En ce qui concerne le Sentiment, le piège est d’exprimer là encore un jugement, une impression, une idée et pas un ressenti personnel, une émotion. Par exemple, dire « j’ai le sentiment que tu ne m’aimes pas » n’est pas un sentiment au sens ressenti mais bel et bien une projection de ma part. De façon plus subtile, certains mots donnent l’impression de parler de mes ressentis, mais ne sont en fait que des évaluations masquées, des projections à l’autre extrémité de l’écharpe relationnelle. Dire « Je me sens rabaissé(e), ignoré(e), méprisé(e) » prête à l’autre des intentions, je ne parle plus de moi. Par contre, dire « je me sens agacé, écœuré, mal à l’aise » parle bien de ma façon de vivre la situation. La formulation « je me sens… » peut devenir très scolaire à l’usage, mais elle a le mérite de nous aider à rester dans l’esprit si je suis également vigilant à parler de moi.
Être le plus honnête possible avec soi et ce que l’on ressent dans l’instant, est le moyen le plus efficace pour identifier ensuite le Besoin touché chez moi, par ce qui se passe à l’extérieur. Ainsi autorisez-vous à ressentir, à écouter ce qui se passe en vous en cet instant. L’émotion est un message qui vous parle de vous, alors donnez-lui votre écoute et elle s’évaporera quand elle aura été entendue sur ce que vous vivez ici et maintenant.

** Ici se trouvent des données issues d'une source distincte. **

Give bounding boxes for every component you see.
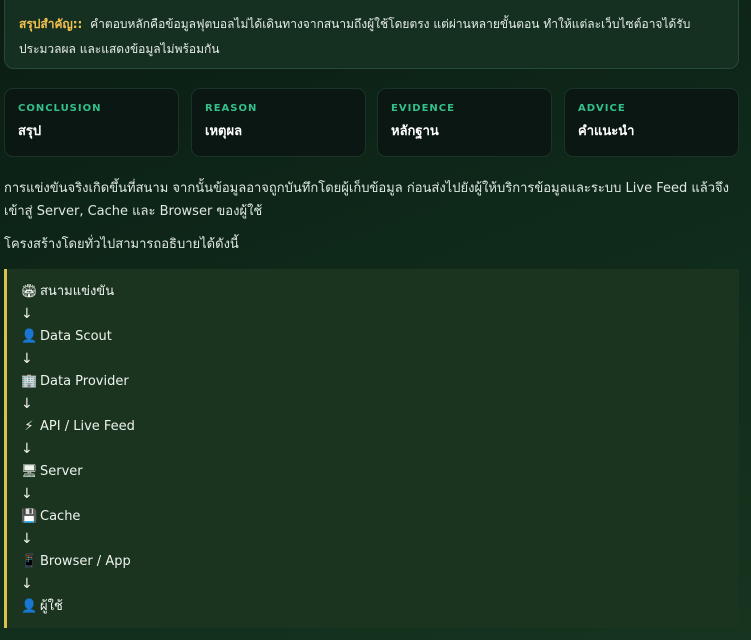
flow-step-server: 🖥 Server xyxy=(21,461,739,483)
card-key: ADVICE xyxy=(578,103,626,114)
card-value: สรุป xyxy=(18,124,42,139)
intro-paragraph: การแข่งขันจริงเกิดขึ้นที่สนาม จากนั้นข้อ… xyxy=(4,181,729,219)
card-conclusion[interactable]: CONCLUSION สรุป xyxy=(4,88,179,157)
card-key: CONCLUSION xyxy=(18,103,102,114)
down-arrow-icon: ↓ xyxy=(21,351,33,367)
flow-step-stadium: 🏟 สนามแข่งขัน xyxy=(21,281,739,303)
person-icon: 👤 xyxy=(21,329,38,344)
flow-step-label: Browser / App xyxy=(40,554,131,569)
flow-step-label: API / Live Feed xyxy=(40,419,135,434)
building-icon: 🏢 xyxy=(21,374,38,389)
down-arrow-icon: ↓ xyxy=(21,396,33,412)
card-reason[interactable]: REASON เหตุผล xyxy=(191,88,366,157)
down-arrow-icon: ↓ xyxy=(21,306,33,322)
stadium-icon: 🏟 xyxy=(21,284,38,299)
card-row: CONCLUSION สรุป REASON เหตุผล EVIDENCE ห… xyxy=(4,88,739,157)
structure-intro: โครงสร้างโดยทั่วไปสามารถอธิบายได้ดังนี้ xyxy=(4,237,239,252)
flow-step-cache: 💾 Cache xyxy=(21,506,739,528)
flow-step-api: ⚡ API / Live Feed xyxy=(21,416,739,438)
user-icon: 👤 xyxy=(21,599,38,614)
down-arrow-icon: ↓ xyxy=(21,486,33,502)
flow-step-data-scout: 👤 Data Scout xyxy=(21,326,739,348)
flow-step-label: Cache xyxy=(40,509,81,524)
flow-step-label: Server xyxy=(40,464,83,479)
mobile-phone-icon: 📱 xyxy=(21,554,38,569)
card-value: เหตุผล xyxy=(205,124,243,139)
summary-text: คำตอบหลักคือข้อมูลฟุตบอลไม่ได้เดินทางจาก… xyxy=(19,17,691,56)
floppy-disk-icon: 💾 xyxy=(21,509,38,524)
flow-step-data-provider: 🏢 Data Provider xyxy=(21,371,739,393)
lightning-icon: ⚡ xyxy=(24,419,34,434)
card-key: EVIDENCE xyxy=(391,103,455,114)
down-arrow-icon: ↓ xyxy=(21,441,33,457)
flow-step-label: ผู้ใช้ xyxy=(40,599,63,614)
flow-step-user: 👤 ผู้ใช้ xyxy=(21,596,739,618)
data-flow-diagram: 🏟 สนามแข่งขัน ↓ 👤 Data Scout ↓ 🏢 Data Provi… xyxy=(4,269,739,628)
card-key: REASON xyxy=(205,103,258,114)
down-arrow-icon: ↓ xyxy=(21,531,33,547)
flow-step-label: Data Scout xyxy=(40,329,112,344)
card-evidence[interactable]: EVIDENCE หลักฐาน xyxy=(377,88,552,157)
summary-box: สรุปสำคัญ:: คำตอบหลักคือข้อมูลฟุตบอลไม่ไ… xyxy=(4,0,739,69)
card-value: คำแนะนำ xyxy=(578,124,635,139)
card-value: หลักฐาน xyxy=(391,124,439,139)
flow-step-label: Data Provider xyxy=(40,374,129,389)
card-advice[interactable]: ADVICE คำแนะนำ xyxy=(564,88,739,157)
flow-step-label: สนามแข่งขัน xyxy=(40,284,115,299)
summary-label: สรุปสำคัญ:: xyxy=(19,17,83,31)
down-arrow-icon: ↓ xyxy=(21,576,33,592)
flow-step-browser: 📱 Browser / App xyxy=(21,551,739,573)
monitor-icon: 🖥 xyxy=(21,464,38,479)
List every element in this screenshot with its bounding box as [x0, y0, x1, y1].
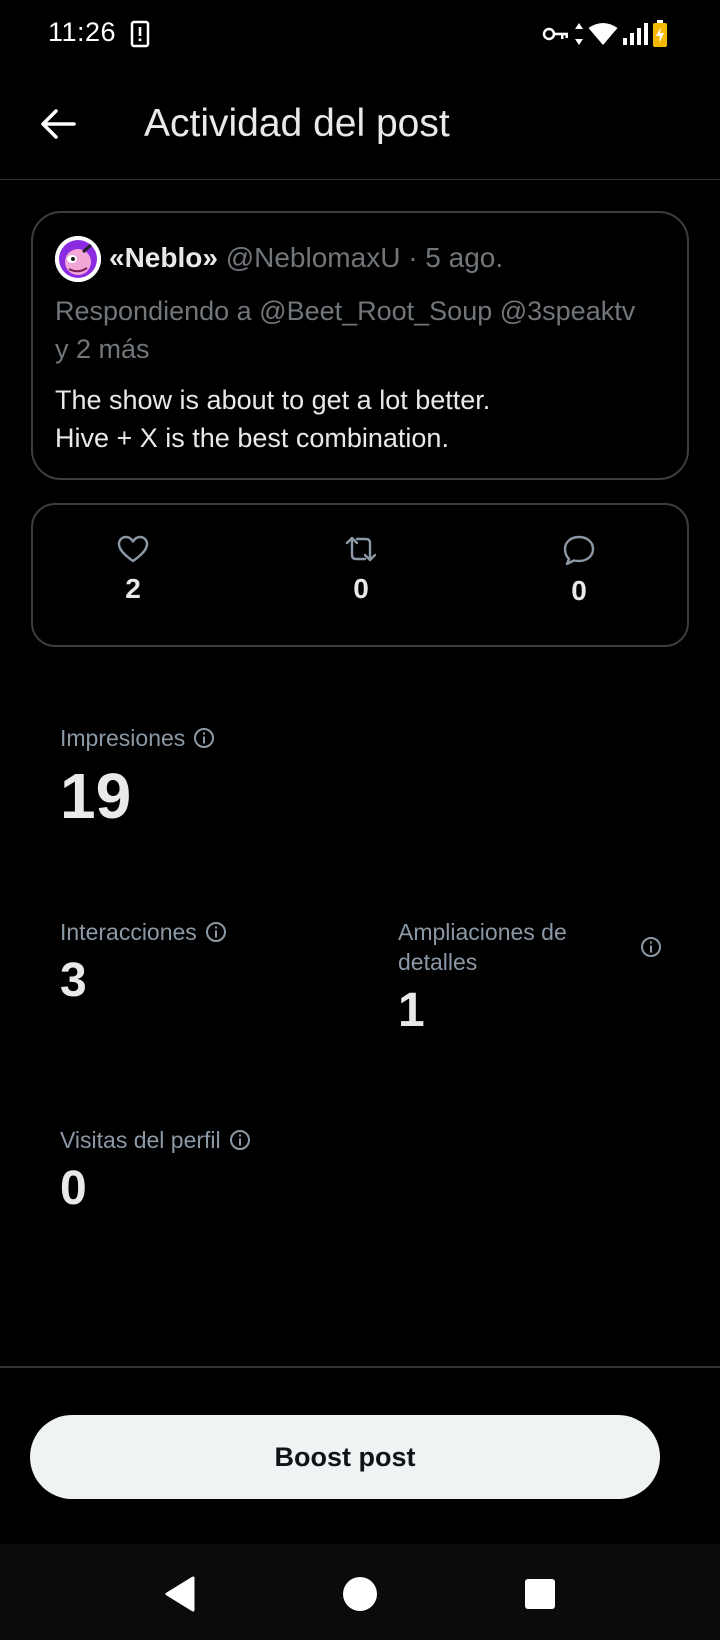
engagement-card: 2 0 0 [31, 503, 689, 647]
profile-visits-value: 0 [60, 1162, 87, 1215]
nav-back-button[interactable] [158, 1572, 202, 1616]
info-icon[interactable] [205, 921, 227, 943]
signal-icon [622, 22, 648, 51]
triangle-back-icon [165, 1576, 195, 1612]
detail-expands-value: 1 [398, 984, 425, 1037]
post-text-line: The show is about to get a lot better. [55, 385, 491, 415]
info-icon[interactable] [193, 727, 215, 749]
arrow-left-icon [41, 109, 76, 139]
wifi-icon [588, 22, 618, 51]
nav-recents-button[interactable] [518, 1572, 562, 1616]
post-header: «Neblo» @NeblomaxU · 5 ago. [109, 242, 503, 274]
comment-icon [563, 535, 595, 565]
page-title: Actividad del post [144, 102, 450, 145]
interactions-metric: Interacciones 3 [60, 917, 227, 1008]
status-time: 11:26 [48, 17, 117, 47]
impressions-metric: Impresiones 19 [60, 723, 215, 833]
post-text: The show is about to get a lot better. H… [55, 381, 490, 457]
boost-post-button[interactable]: Boost post [30, 1415, 660, 1499]
replies-count: 0 [571, 575, 587, 606]
info-icon[interactable] [640, 936, 662, 958]
likes-count: 2 [125, 573, 141, 604]
profile-visits-metric: Visitas del perfil 0 [60, 1125, 251, 1216]
key-icon [542, 24, 570, 49]
reply-context[interactable]: Respondiendo a @Beet_Root_Soup @3speaktv… [55, 292, 655, 368]
impressions-label: Impresiones [60, 725, 186, 751]
alert-icon [130, 20, 150, 53]
detail-expands-metric: Ampliaciones de detalles 1 [398, 917, 662, 1038]
author-meta: @NeblomaxU · 5 ago. [225, 242, 504, 273]
replies-stat[interactable]: 0 [539, 535, 619, 607]
impressions-value: 19 [60, 760, 132, 832]
reposts-stat[interactable]: 0 [321, 535, 401, 605]
status-icons [542, 20, 668, 53]
divider [0, 1366, 720, 1368]
avatar[interactable] [55, 236, 101, 282]
nav-home-button[interactable] [338, 1572, 382, 1616]
square-recents-icon [525, 1579, 555, 1609]
circle-home-icon [343, 1577, 377, 1611]
author-name[interactable]: «Neblo» [109, 242, 218, 273]
post-card[interactable]: «Neblo» @NeblomaxU · 5 ago. Respondiendo… [31, 211, 689, 480]
detail-expands-label: Ampliaciones de detalles [398, 919, 567, 975]
data-arrows-icon [574, 22, 584, 51]
info-icon[interactable] [229, 1129, 251, 1151]
profile-visits-label: Visitas del perfil [60, 1127, 221, 1153]
likes-stat[interactable]: 2 [93, 535, 173, 605]
repost-icon [345, 536, 377, 562]
interactions-value: 3 [60, 954, 87, 1007]
battery-icon [652, 20, 668, 53]
reposts-count: 0 [353, 573, 369, 604]
status-bar: 11:26 [0, 0, 720, 68]
post-text-line: Hive + X is the best combination. [55, 423, 449, 453]
app-bar: Actividad del post [0, 68, 720, 180]
interactions-label: Interacciones [60, 919, 197, 945]
back-button[interactable] [34, 100, 82, 148]
system-nav-bar [0, 1544, 720, 1640]
heart-icon [117, 535, 149, 563]
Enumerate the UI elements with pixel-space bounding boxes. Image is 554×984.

Quand vous connectez votre émotion dans l’intention de contacter le besoin, il vous reste encore à identifier ce ou ces besoins. La difficulté à éviter est de confondre votre besoin et une stratégie mise en place pour répondre au besoin. « J’ai besoin de 1000€ » n’est pas un besoin, mais une stratégie. « J’ai besoin de m’offrir un voyage à l’étranger avec ces 1000€ » n’est toujours pas un besoin mais une stratégie. Dans ce cas, peut-être que le besoin est un besoin de changement, de découverte, de liberté ou d’autre chose et seule la personne qui ressent peut valider qu’il s’agit bien de son besoin en écoutant comment ce « mot » résonne en elle. Dans l’identification, prenez votre temps, les besoins les plus évidents ne sont pas toujours les plus profonds.
Formuler une Demande n’est pas non plus chose aisée, lorsque celle-ci doit être si possible positive, concrète, réaliste et réalisable au plus tôt. Nos automatismes nous emmènent facilement du côté obscur et nous tombons vite dans l’exigence, la culpabilisation, le jugement (encore) ou la manipulation. L’intention est de formuler une demande qui permette de répondre au besoin que je viens d’identifier sans intimer à l’autre l’ordre de le faire ni en le faisant culpabiliser au cas où il refuserait. « Accepterais-tu de ne plus me rabaisser » ramène le jugement. « Serais-tu d’accord pour arriver à l’heure à notre prochain rendez-vous afin que tu ne me fasses plus perdre de temps » possède 10 mots de trop qui, dans l’intention consciente ou non, envoient une bonne dose de culpabilisation à notre interlocuteur.
Je voudrais maintenant prendre un peu de recul pour sortir du support OSBD.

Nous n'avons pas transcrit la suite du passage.